Some robotaxi passengers were left stranded in the middle of fast-moving traffic in a major Chinese city after their driverless vehicles stopped running, according to police and media reports on Wednesday.

A preliminary investigation indicates more than 100 robotaxis came to a halt because of a “system malfunction,” police in the city of Wuhan said in a statement, without elaborating. No injuries were reported.

One passenger told Chinese media that their robotaxi stopped after turning a corner. An instruction on a screen read: “Driving system malfunction. Staff are expected to arrive in 5 minutes.” After no one showed up, the passenger pushed an SOS button and was told that staff were on their way.

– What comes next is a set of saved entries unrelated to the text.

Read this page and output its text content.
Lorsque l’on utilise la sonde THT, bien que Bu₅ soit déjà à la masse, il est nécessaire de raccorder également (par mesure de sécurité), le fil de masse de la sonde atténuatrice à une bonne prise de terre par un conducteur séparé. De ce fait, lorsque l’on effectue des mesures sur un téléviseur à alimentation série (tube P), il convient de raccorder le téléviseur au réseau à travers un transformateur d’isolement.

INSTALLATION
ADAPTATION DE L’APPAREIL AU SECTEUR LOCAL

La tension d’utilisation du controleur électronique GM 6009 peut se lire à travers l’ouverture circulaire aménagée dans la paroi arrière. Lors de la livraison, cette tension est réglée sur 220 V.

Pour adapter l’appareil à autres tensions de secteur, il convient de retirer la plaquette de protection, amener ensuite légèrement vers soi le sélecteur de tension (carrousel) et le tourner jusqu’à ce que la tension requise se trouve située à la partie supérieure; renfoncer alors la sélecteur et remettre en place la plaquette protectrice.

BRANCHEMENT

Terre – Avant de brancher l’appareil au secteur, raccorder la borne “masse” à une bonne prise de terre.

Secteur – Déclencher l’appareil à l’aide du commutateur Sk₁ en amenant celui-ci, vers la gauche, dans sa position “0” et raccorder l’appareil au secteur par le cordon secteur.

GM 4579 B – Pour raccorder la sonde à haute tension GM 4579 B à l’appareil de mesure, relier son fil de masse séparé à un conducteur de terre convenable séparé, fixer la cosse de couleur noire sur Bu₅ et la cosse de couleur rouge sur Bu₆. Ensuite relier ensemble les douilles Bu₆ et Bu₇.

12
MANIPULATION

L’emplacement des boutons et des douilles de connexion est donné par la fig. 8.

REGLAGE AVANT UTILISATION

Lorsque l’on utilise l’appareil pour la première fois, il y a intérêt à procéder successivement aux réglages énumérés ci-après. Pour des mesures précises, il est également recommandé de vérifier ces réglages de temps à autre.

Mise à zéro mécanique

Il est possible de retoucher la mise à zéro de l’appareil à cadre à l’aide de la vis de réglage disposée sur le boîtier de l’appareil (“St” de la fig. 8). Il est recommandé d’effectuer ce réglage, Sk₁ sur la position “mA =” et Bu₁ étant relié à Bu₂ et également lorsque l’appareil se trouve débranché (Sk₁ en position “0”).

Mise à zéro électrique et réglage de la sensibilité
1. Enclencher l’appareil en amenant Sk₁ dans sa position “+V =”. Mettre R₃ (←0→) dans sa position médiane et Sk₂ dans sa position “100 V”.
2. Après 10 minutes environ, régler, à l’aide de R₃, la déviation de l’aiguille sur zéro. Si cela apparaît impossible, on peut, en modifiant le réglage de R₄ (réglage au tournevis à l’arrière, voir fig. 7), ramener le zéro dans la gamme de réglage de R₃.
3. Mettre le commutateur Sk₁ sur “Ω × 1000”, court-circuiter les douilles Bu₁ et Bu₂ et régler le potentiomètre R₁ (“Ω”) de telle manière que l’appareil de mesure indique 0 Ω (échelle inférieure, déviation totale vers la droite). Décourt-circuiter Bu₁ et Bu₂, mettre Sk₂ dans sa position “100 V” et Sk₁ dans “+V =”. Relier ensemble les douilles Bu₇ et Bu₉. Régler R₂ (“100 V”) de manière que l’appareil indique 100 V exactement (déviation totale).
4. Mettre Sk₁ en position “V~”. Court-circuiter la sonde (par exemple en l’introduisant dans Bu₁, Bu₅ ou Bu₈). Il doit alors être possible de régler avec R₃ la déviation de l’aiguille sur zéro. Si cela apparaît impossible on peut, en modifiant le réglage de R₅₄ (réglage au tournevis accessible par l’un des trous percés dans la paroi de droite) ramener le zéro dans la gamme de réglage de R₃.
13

The car door could be opened, so the passenger got out on their own.

It is the first time a mass shutdown of robotaxis has been reported in China, The Associated Press said. In December, many of Waymo’s self-driving cars came to a stop in San Francisco because of a power outage.

The taxis in Wuhan are operated by Baidu, a major Chinese internet and AI company that is expanding its Apollo Go robotaxi business to overseas locations in Europe and the Mideast.

Baidu did not have any immediate comment.

Police said reports that taxis were coming to a halt started coming in around 9 p.m., while media reports said multiple people were rescued.

While some passengers were able to exit their taxis on their own, others were afraid to get out because their vehicle had stopped in the middle lane of a ring road with other vehicles passing on both sides, the reports said. Ring roads are elevated roads without traffic lights designed to move traffic quickly in urban areas.

Baidu operates hundreds of robotaxis in Wuhan, which hosted an early pilot project for the company.